I was really enjoying my time with Feral Fury when I first received it. I was playing it on Easy and running through the areas, killing bad guys and collecting orbs (you know…like you do!). I beat the first three stages and got to the boss level and ran into something unthinkable…there was no boss. In the place of the boss was three enemies that do not attack and provide you with health and ammo. This throws me around the loop and I was not expecting it, but I felt it was a great addition for members trying to get into this game without having to experience much difficulty. Even on normal difficulty, this game can be pretty difficult and until you start getting some of your good gear, so know that you will be restarting a lot. The easy mode is touted as ‘butterflies and rainbows’ and it is a great introduction for anyone who doesn’t have much experience with shmups or RogueLite features.
I really enjoyed my time with this game, but I got plagued with the one that destroys video games more than anything else…endless crashing. About a week after playing this game, I started Feral Fury up and started playing the Daily Run, something I had done every day up to that point. I was playing through the first stage, go to the teleporter and was heading to the second one. During the loading screen, I got kicked out to the Dashboard. I was instantly hit with a feeling of shock as it had not happened to me before. I loaded the game back up and got to the same location in the game and it did it again. I have loaded the game up five or six more times after this point, but it was to no avail.
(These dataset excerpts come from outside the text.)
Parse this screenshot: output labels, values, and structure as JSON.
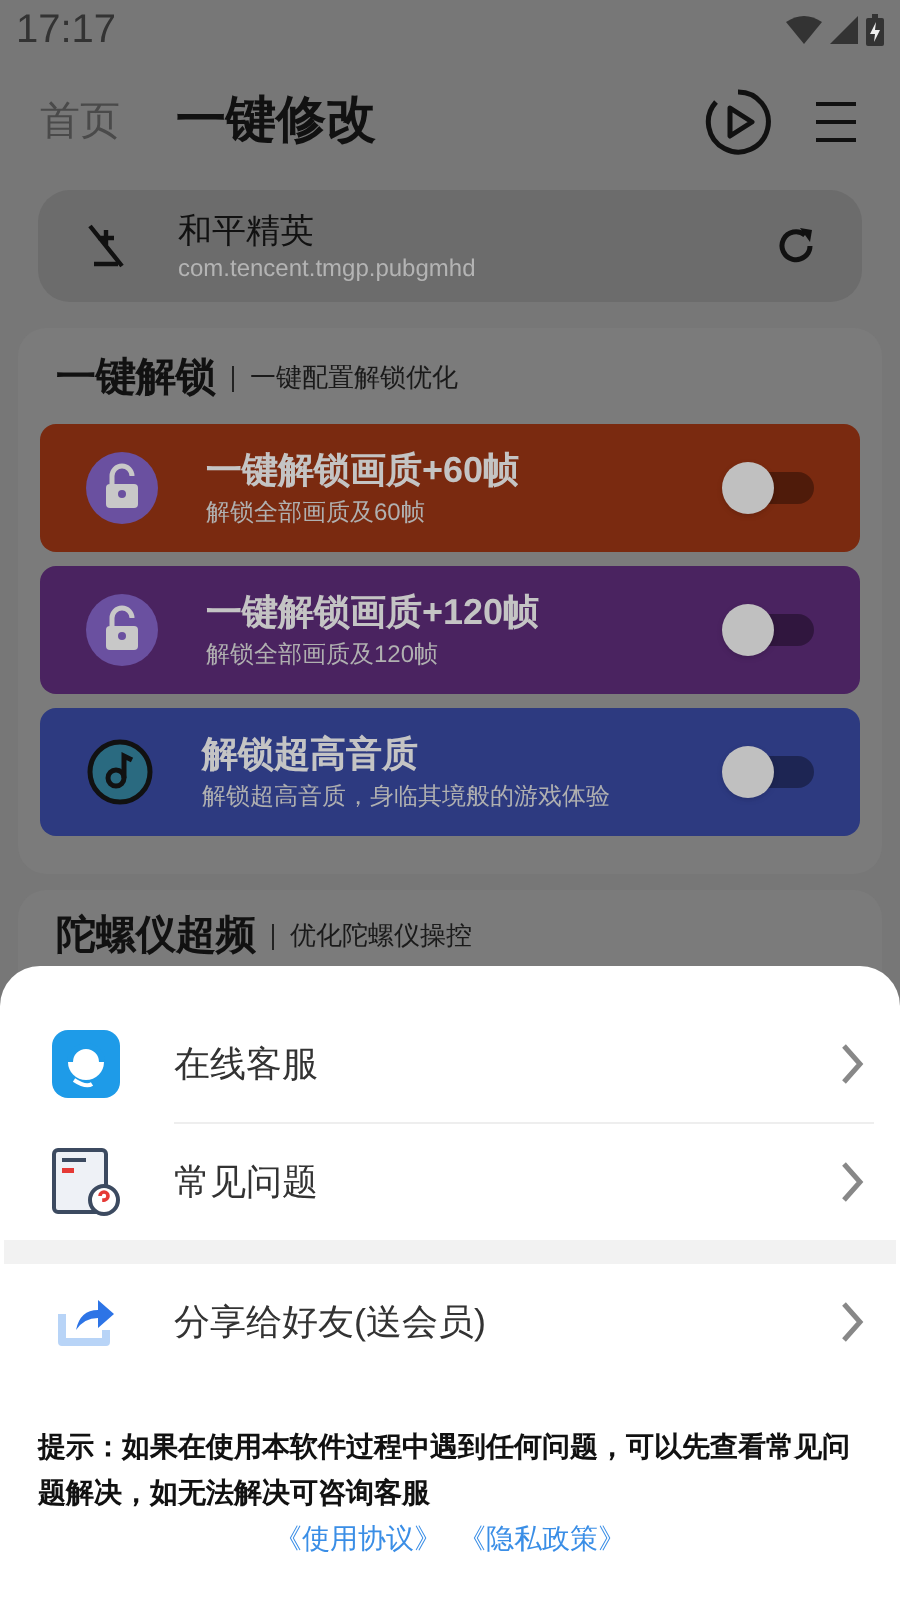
{
  "status_bar": {
    "time": "17:17"
  },
  "header": {
    "back_label": "首页",
    "title": "一键修改"
  },
  "app": {
    "name": "和平精英",
    "package": "com.tencent.tmgp.pubgmhd"
  },
  "sections": [
    {
      "title": "一键解锁",
      "subtitle": "一键配置解锁优化",
      "options": [
        {
          "kind": "lock",
          "title": "一键解锁画质+60帧",
          "subtitle": "解锁全部画质及60帧",
          "color": "#7a2a10",
          "on": false
        },
        {
          "kind": "lock",
          "title": "一键解锁画质+120帧",
          "subtitle": "解锁全部画质及120帧",
          "color": "#4a2360",
          "on": false
        },
        {
          "kind": "music",
          "title": "解锁超高音质",
          "subtitle": "解锁超高音质，身临其境般的游戏体验",
          "color": "#2d3a80",
          "on": false
        }
      ]
    },
    {
      "title": "陀螺仪超频",
      "subtitle": "优化陀螺仪操控"
    }
  ],
  "sheet": {
    "groups": [
      [
        {
          "kind": "support",
          "label": "在线客服"
        },
        {
          "kind": "faq",
          "label": "常见问题"
        }
      ],
      [
        {
          "kind": "share",
          "label": "分享给好友(送会员)"
        }
      ]
    ],
    "tip": "提示：如果在使用本软件过程中遇到任何问题，可以先查看常见问题解决，如无法解决可咨询客服",
    "links": [
      "《使用协议》",
      "《隐私政策》"
    ]
  }
}
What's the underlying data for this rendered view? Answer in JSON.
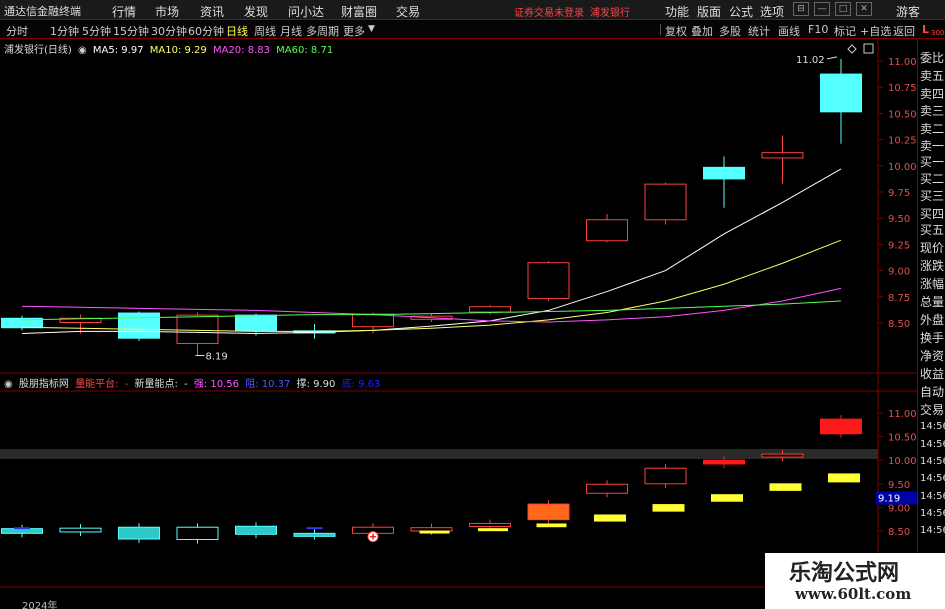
{
  "menubar": {
    "app_name": "通达信金融终端",
    "menus": [
      "行情",
      "市场",
      "资讯",
      "发现",
      "问小达",
      "财富圈",
      "交易"
    ],
    "trade_warning": "证券交易未登录",
    "stock_name": "浦发银行",
    "right_menus": [
      "功能",
      "版面",
      "公式",
      "选项"
    ],
    "guest": "游客",
    "sys_buttons": [
      "⊟",
      "—",
      "□",
      "✕"
    ]
  },
  "periodbar": {
    "periods": [
      "分时",
      "1分钟",
      "5分钟",
      "15分钟",
      "30分钟",
      "60分钟",
      "日线",
      "周线",
      "月线",
      "多周期",
      "更多"
    ],
    "active": "日线",
    "tools": [
      "复权",
      "叠加",
      "多股",
      "统计",
      "画线",
      "F10",
      "标记",
      "+自选",
      "返回"
    ]
  },
  "main_legend": {
    "title": "浦发银行(日线)",
    "ma": [
      {
        "label": "MA5: 9.97",
        "color": "#ffffff"
      },
      {
        "label": "MA10: 9.29",
        "color": "#ffff66"
      },
      {
        "label": "MA20: 8.83",
        "color": "#ff55ff"
      },
      {
        "label": "MA60: 8.71",
        "color": "#55ff55"
      }
    ]
  },
  "sub_legend": {
    "title": "股朋指标网",
    "items": [
      {
        "label": "量能平台:",
        "color": "#ff4444"
      },
      {
        "label": "-",
        "color": "#ff4444"
      },
      {
        "label": "新量能点:",
        "color": "#dddddd"
      },
      {
        "label": "-",
        "color": "#dddddd"
      },
      {
        "label": "强: 10.56",
        "color": "#ff55ff"
      },
      {
        "label": "阻: 10.37",
        "color": "#5555ff"
      },
      {
        "label": "撑: 9.90",
        "color": "#dddddd"
      },
      {
        "label": "底: 9.63",
        "color": "#2222ff"
      }
    ]
  },
  "right_panel": {
    "items": [
      "委比",
      "卖五",
      "卖四",
      "卖三",
      "卖二",
      "卖一",
      "买一",
      "买二",
      "买三",
      "买四",
      "买五",
      "现价",
      "涨跌",
      "涨幅",
      "总量",
      "外盘",
      "换手",
      "净资",
      "收益",
      "自动",
      "交易",
      "14:56",
      "14:56",
      "14:56",
      "14:56",
      "14:56",
      "14:56",
      "14:56"
    ],
    "l_label": "L",
    "l_sub": "300"
  },
  "main_axis_ticks": [
    "11.00",
    "10.75",
    "10.50",
    "10.25",
    "10.00",
    "9.75",
    "9.50",
    "9.25",
    "9.00",
    "8.75",
    "8.50"
  ],
  "sub_axis_ticks": [
    "11.00",
    "10.50",
    "10.00",
    "9.50",
    "9.00",
    "8.50"
  ],
  "sub_current_price": "9.19",
  "annotations": {
    "high": "11.02",
    "low": "8.19"
  },
  "year_label": "2024年",
  "watermark": {
    "line1": "乐淘公式网",
    "line2": "www.60lt.com"
  },
  "chart_data": {
    "type": "candlestick",
    "ylim": [
      8.25,
      11.25
    ],
    "candles": [
      {
        "o": 8.45,
        "c": 8.55,
        "h": 8.57,
        "l": 8.43,
        "color": "cyan"
      },
      {
        "o": 8.55,
        "c": 8.5,
        "h": 8.58,
        "l": 8.4,
        "color": "red"
      },
      {
        "o": 8.35,
        "c": 8.6,
        "h": 8.61,
        "l": 8.33,
        "color": "cyan"
      },
      {
        "o": 8.58,
        "c": 8.3,
        "h": 8.6,
        "l": 8.19,
        "color": "red"
      },
      {
        "o": 8.42,
        "c": 8.58,
        "h": 8.59,
        "l": 8.38,
        "color": "cyan"
      },
      {
        "o": 8.4,
        "c": 8.43,
        "h": 8.49,
        "l": 8.35,
        "color": "cyan"
      },
      {
        "o": 8.46,
        "c": 8.59,
        "h": 8.6,
        "l": 8.4,
        "color": "red"
      },
      {
        "o": 8.53,
        "c": 8.57,
        "h": 8.59,
        "l": 8.51,
        "color": "red"
      },
      {
        "o": 8.6,
        "c": 8.66,
        "h": 8.67,
        "l": 8.58,
        "color": "red"
      },
      {
        "o": 8.73,
        "c": 9.08,
        "h": 9.09,
        "l": 8.71,
        "color": "red"
      },
      {
        "o": 9.28,
        "c": 9.49,
        "h": 9.54,
        "l": 9.27,
        "color": "red"
      },
      {
        "o": 9.48,
        "c": 9.83,
        "h": 9.84,
        "l": 9.44,
        "color": "red"
      },
      {
        "o": 9.99,
        "c": 9.87,
        "h": 10.09,
        "l": 9.6,
        "color": "cyan"
      },
      {
        "o": 10.07,
        "c": 10.13,
        "h": 10.29,
        "l": 9.83,
        "color": "red"
      },
      {
        "o": 10.88,
        "c": 10.51,
        "h": 11.02,
        "l": 10.21,
        "color": "cyan"
      }
    ],
    "ma_series": [
      {
        "name": "MA5",
        "color": "#ffffff",
        "values": [
          8.4,
          8.42,
          8.42,
          8.41,
          8.4,
          8.41,
          8.43,
          8.47,
          8.52,
          8.62,
          8.8,
          9.0,
          9.35,
          9.65,
          9.97
        ]
      },
      {
        "name": "MA10",
        "color": "#ffff66",
        "values": [
          8.46,
          8.45,
          8.44,
          8.43,
          8.42,
          8.42,
          8.43,
          8.45,
          8.48,
          8.53,
          8.6,
          8.71,
          8.87,
          9.07,
          9.29
        ]
      },
      {
        "name": "MA20",
        "color": "#ff55ff",
        "values": [
          8.66,
          8.65,
          8.64,
          8.63,
          8.62,
          8.6,
          8.58,
          8.55,
          8.52,
          8.51,
          8.53,
          8.56,
          8.62,
          8.71,
          8.83
        ]
      },
      {
        "name": "MA60",
        "color": "#55ff55",
        "values": [
          8.53,
          8.54,
          8.55,
          8.56,
          8.57,
          8.58,
          8.58,
          8.59,
          8.6,
          8.61,
          8.62,
          8.64,
          8.66,
          8.68,
          8.71
        ]
      }
    ],
    "sub_candles": [
      {
        "o": 8.45,
        "c": 8.55,
        "color": "cyan"
      },
      {
        "o": 8.48,
        "c": 8.56,
        "color": "hollowcyan"
      },
      {
        "o": 8.33,
        "c": 8.58,
        "color": "cyan"
      },
      {
        "o": 8.58,
        "c": 8.32,
        "color": "hollowcyan"
      },
      {
        "o": 8.43,
        "c": 8.6,
        "color": "cyan"
      },
      {
        "o": 8.4,
        "c": 8.45,
        "color": "cyan"
      },
      {
        "o": 8.45,
        "c": 8.58,
        "color": "red"
      },
      {
        "o": 8.5,
        "c": 8.57,
        "color": "red"
      },
      {
        "o": 8.6,
        "c": 8.66,
        "color": "red"
      },
      {
        "o": 8.74,
        "c": 9.07,
        "color": "orange"
      },
      {
        "o": 9.3,
        "c": 9.49,
        "color": "red"
      },
      {
        "o": 9.5,
        "c": 9.83,
        "color": "red"
      },
      {
        "o": 9.92,
        "c": 10.0,
        "color": "redsolid"
      },
      {
        "o": 10.07,
        "c": 10.13,
        "color": "red"
      },
      {
        "o": 10.56,
        "c": 10.87,
        "color": "redsolid"
      }
    ],
    "sub_yellow_bars": [
      null,
      null,
      null,
      null,
      null,
      null,
      null,
      [
        8.47,
        8.51
      ],
      [
        8.52,
        8.56
      ],
      [
        8.58,
        8.66
      ],
      [
        8.7,
        8.85
      ],
      [
        8.91,
        9.07
      ],
      [
        9.12,
        9.28
      ],
      [
        9.35,
        9.51
      ],
      [
        9.53,
        9.72
      ]
    ],
    "sub_ylim": [
      8.25,
      11.25
    ]
  }
}
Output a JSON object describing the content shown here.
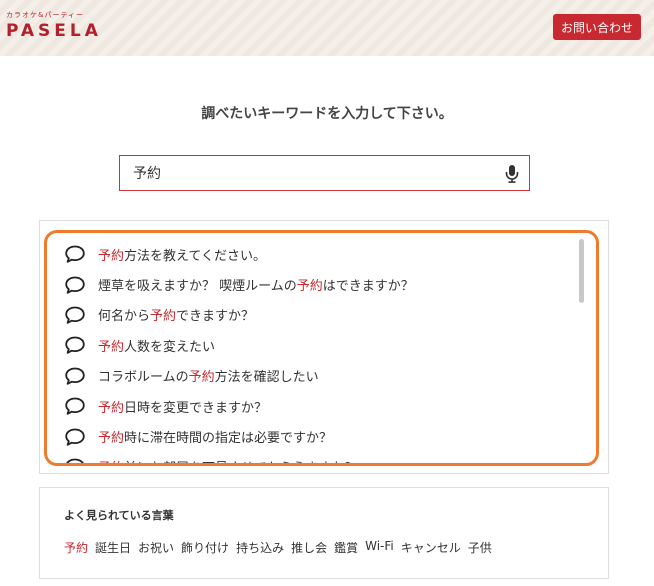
{
  "header": {
    "logo_sub": "カラオケ&パーティー",
    "logo_main": "PASELA",
    "contact_label": "お問い合わせ"
  },
  "heading": "調べたいキーワードを入力して下さい。",
  "search": {
    "value": "予約"
  },
  "suggestions": [
    {
      "pre": "",
      "hl": "予約",
      "post": "方法を教えてください。"
    },
    {
      "pre": "煙草を吸えますか？ 喫煙ルームの",
      "hl": "予約",
      "post": "はできますか？"
    },
    {
      "pre": "何名から",
      "hl": "予約",
      "post": "できますか？"
    },
    {
      "pre": "",
      "hl": "予約",
      "post": "人数を変えたい"
    },
    {
      "pre": "コラボルームの",
      "hl": "予約",
      "post": "方法を確認したい"
    },
    {
      "pre": "",
      "hl": "予約",
      "post": "日時を変更できますか？"
    },
    {
      "pre": "",
      "hl": "予約",
      "post": "時に滞在時間の指定は必要ですか？"
    },
    {
      "pre": "",
      "hl": "予約",
      "post": "前にお部屋を下見させてもらえますか？"
    }
  ],
  "popular": {
    "title": "よく見られている言葉",
    "tags": [
      "予約",
      "誕生日",
      "お祝い",
      "飾り付け",
      "持ち込み",
      "推し会",
      "鑑賞",
      "Wi-Fi",
      "キャンセル",
      "子供"
    ]
  },
  "colors": {
    "brand_red": "#c8282f",
    "focus_orange": "#ee7b2e",
    "header_bg": "#f3ece4"
  }
}
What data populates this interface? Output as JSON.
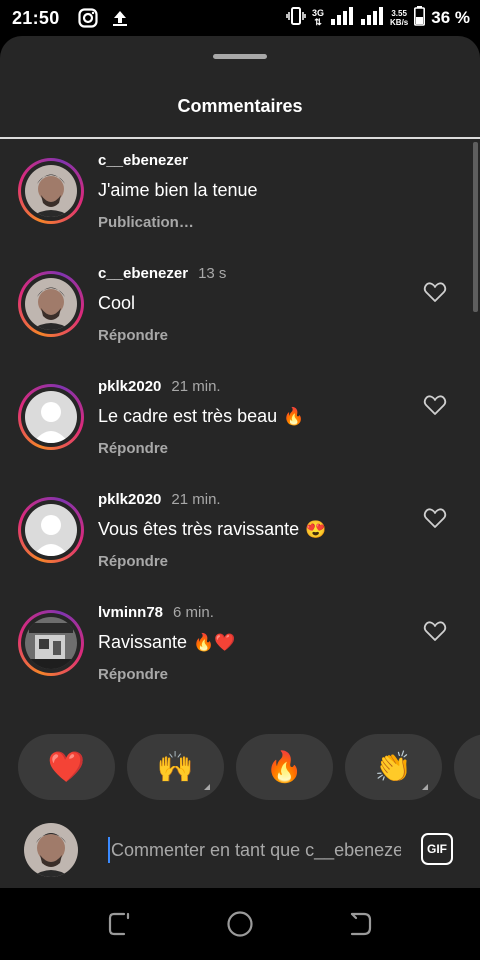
{
  "status_bar": {
    "time": "21:50",
    "network": "3G",
    "speed_value": "3.55",
    "speed_unit": "KB/s",
    "battery": "36 %"
  },
  "sheet": {
    "title": "Commentaires"
  },
  "comments": [
    {
      "username": "c__ebenezer",
      "time": "",
      "text": "J'aime bien la tenue",
      "emojis": "",
      "action": "Publication…",
      "has_like": false,
      "avatar": "user-photo"
    },
    {
      "username": "c__ebenezer",
      "time": "13 s",
      "text": "Cool",
      "emojis": "",
      "action": "Répondre",
      "has_like": true,
      "avatar": "user-photo"
    },
    {
      "username": "pklk2020",
      "time": "21 min.",
      "text": "Le cadre est très beau",
      "emojis": "🔥",
      "action": "Répondre",
      "has_like": true,
      "avatar": "default-avatar"
    },
    {
      "username": "pklk2020",
      "time": "21 min.",
      "text": "Vous êtes très ravissante",
      "emojis": "😍",
      "action": "Répondre",
      "has_like": true,
      "avatar": "default-avatar"
    },
    {
      "username": "lvminn78",
      "time": "6 min.",
      "text": "Ravissante",
      "emojis": "🔥❤️",
      "action": "Répondre",
      "has_like": true,
      "avatar": "photo-bw"
    }
  ],
  "reactions": [
    {
      "emoji": "❤️",
      "icon": "heart-emoji",
      "more": false
    },
    {
      "emoji": "🙌",
      "icon": "raising-hands-emoji",
      "more": true
    },
    {
      "emoji": "🔥",
      "icon": "fire-emoji",
      "more": false
    },
    {
      "emoji": "👏",
      "icon": "clapping-hands-emoji",
      "more": true
    }
  ],
  "composer": {
    "placeholder": "Commenter en tant que c__ebenezer...",
    "gif_label": "GIF"
  },
  "colors": {
    "sheet_bg": "#262626",
    "muted_text": "#a8a8a8",
    "reaction_bg": "#3a3a3a",
    "ring_orange": "#f58529",
    "ring_pink": "#dd2a7b"
  }
}
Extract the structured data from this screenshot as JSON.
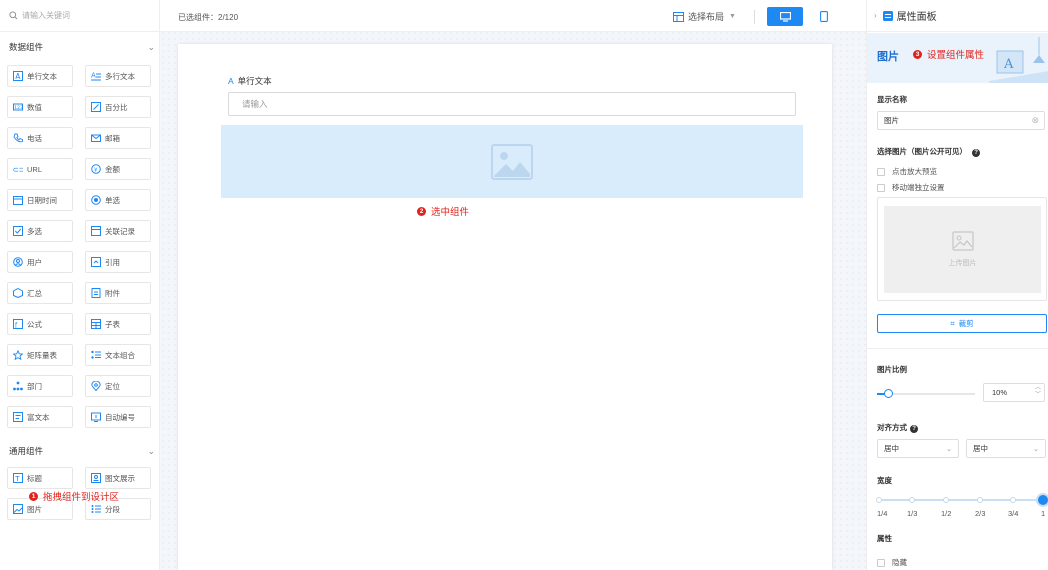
{
  "left_panel": {
    "search_placeholder": "请输入关键词",
    "data_group": {
      "title": "数据组件",
      "items": [
        "单行文本",
        "多行文本",
        "数值",
        "百分比",
        "电话",
        "邮箱",
        "URL",
        "金额",
        "日期时间",
        "单选",
        "多选",
        "关联记录",
        "用户",
        "引用",
        "汇总",
        "附件",
        "公式",
        "子表",
        "矩阵量表",
        "文本组合",
        "部门",
        "定位",
        "富文本",
        "自动编号"
      ]
    },
    "general_group": {
      "title": "通用组件",
      "items": [
        "标题",
        "图文展示",
        "图片",
        "分段"
      ]
    }
  },
  "toolbar": {
    "selected_count": "已选组件：2/120",
    "layout_label": "选择布局"
  },
  "canvas": {
    "field_label": "单行文本",
    "field_placeholder": "请输入"
  },
  "annotations": {
    "step1": "拖拽组件到设计区",
    "step2": "选中组件",
    "step3": "设置组件属性",
    "num1": "1",
    "num2": "2",
    "num3": "3"
  },
  "right_panel": {
    "title": "属性面板",
    "banner_title": "图片",
    "display_name_label": "显示名称",
    "display_name_value": "图片",
    "select_image_label": "选择图片（图片公开可见）",
    "option_zoom": "点击放大预览",
    "option_mobile": "移动端独立设置",
    "upload_label": "上传图片",
    "crop_label": "裁剪",
    "ratio_label": "图片比例",
    "ratio_value": "10%",
    "align_label": "对齐方式",
    "align_h": "居中",
    "align_v": "居中",
    "width_label": "宽度",
    "width_ticks": [
      "1/4",
      "1/3",
      "1/2",
      "2/3",
      "3/4",
      "1"
    ],
    "attr_label": "属性",
    "hidden_label": "隐藏"
  },
  "colors": {
    "accent": "#1e88f3",
    "annotation_red": "#e0231d",
    "selected_block": "#d9ecfc"
  }
}
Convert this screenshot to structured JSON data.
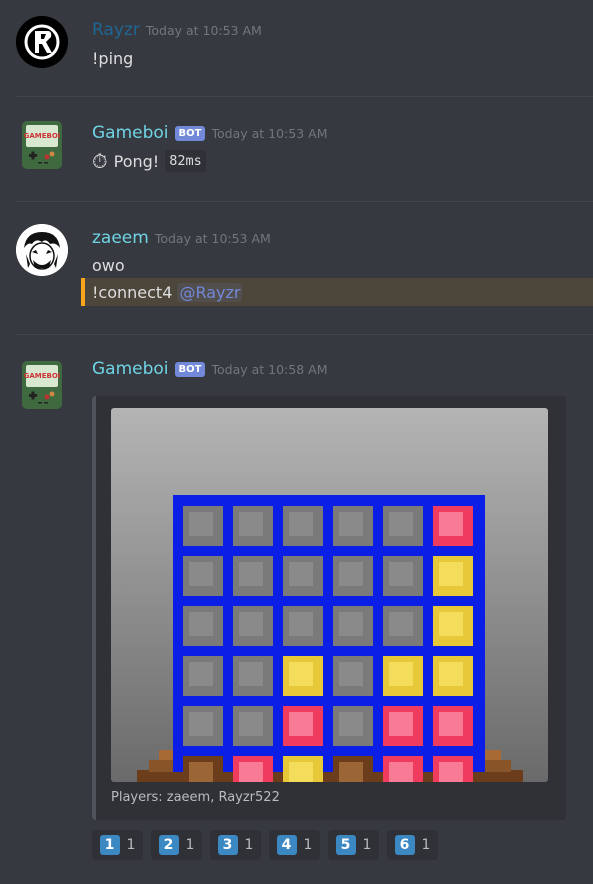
{
  "messages": [
    {
      "username": "Rayzr",
      "username_color": "#206694",
      "timestamp": "Today at 10:53 AM",
      "lines": [
        "!ping"
      ]
    },
    {
      "username": "Gameboi",
      "username_color": "#6fd4e5",
      "badge": "BOT",
      "timestamp": "Today at 10:53 AM",
      "pong_text": "Pong!",
      "pong_code": "82ms"
    },
    {
      "username": "zaeem",
      "username_color": "#6fd4e5",
      "timestamp": "Today at 10:53 AM",
      "line1": "owo",
      "line2": "!connect4",
      "mention": "@Rayzr"
    },
    {
      "username": "Gameboi",
      "username_color": "#6fd4e5",
      "badge": "BOT",
      "timestamp": "Today at 10:58 AM",
      "embed_footer": "Players: zaeem, Rayzr522"
    }
  ],
  "board": {
    "rows": [
      [
        "",
        "",
        "",
        "",
        "",
        "R"
      ],
      [
        "",
        "",
        "",
        "",
        "",
        "Y"
      ],
      [
        "",
        "",
        "",
        "",
        "",
        "Y"
      ],
      [
        "",
        "",
        "Y",
        "",
        "Y",
        "Y"
      ],
      [
        "",
        "",
        "R",
        "",
        "R",
        "R"
      ],
      [
        "W",
        "R",
        "Y",
        "W",
        "R",
        "R"
      ]
    ]
  },
  "reactions": [
    {
      "emoji": "1",
      "count": "1"
    },
    {
      "emoji": "2",
      "count": "1"
    },
    {
      "emoji": "3",
      "count": "1"
    },
    {
      "emoji": "4",
      "count": "1"
    },
    {
      "emoji": "5",
      "count": "1"
    },
    {
      "emoji": "6",
      "count": "1"
    }
  ],
  "icons": {
    "stopwatch": "stopwatch-icon"
  },
  "colors": {
    "background": "#36393f",
    "mention_highlight": "#faa61a",
    "bot_badge": "#7289da",
    "board_blue": "#0a1ee6"
  }
}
I could not get the game to play more than five minutes without it crashing. I tried deleting the game and re-installing, deleting save data, and other methods to fix the issue and nothing had fixed it. I wish this had not happened to me because it just made the game utterly unplayable.
In the end, Feral Fury wasn’t the best game I had ever played, but it was a fun premise that the developers did really well. Unfortunately, I cannot recommend this game when it constantly crashes. Once the issue is fixed and the game goes on sale, go ahead and pick yourself up a copy of this. It provides a nostalgic feel mixed with modern-day standards.
*Note: A copy of this game was provided for the purpose of the review
Final sCore: 4.5/10
On a recent update of Feral Fury, Skandivania Games fixed a variety of issues that I was experience during my playthrough of the game. While the game use to crash almost every two to three minutes before this update, now I was able to play around 45 minutes to an hour without crashing. This was amazing for me as I truly enjoyed the game and was wishing that I got a chance to actually play the game. This additional hour of gameplay provided me the knowledge that the game was not going to crash again like it did before. I know stress that I would recommend this game for most people that enjoy the RogueLite genre and I am glad that these developers took the time to fix issues that were affecting their intriguing title. I really appreciate it and I hope you are able to enjoy this title as I did.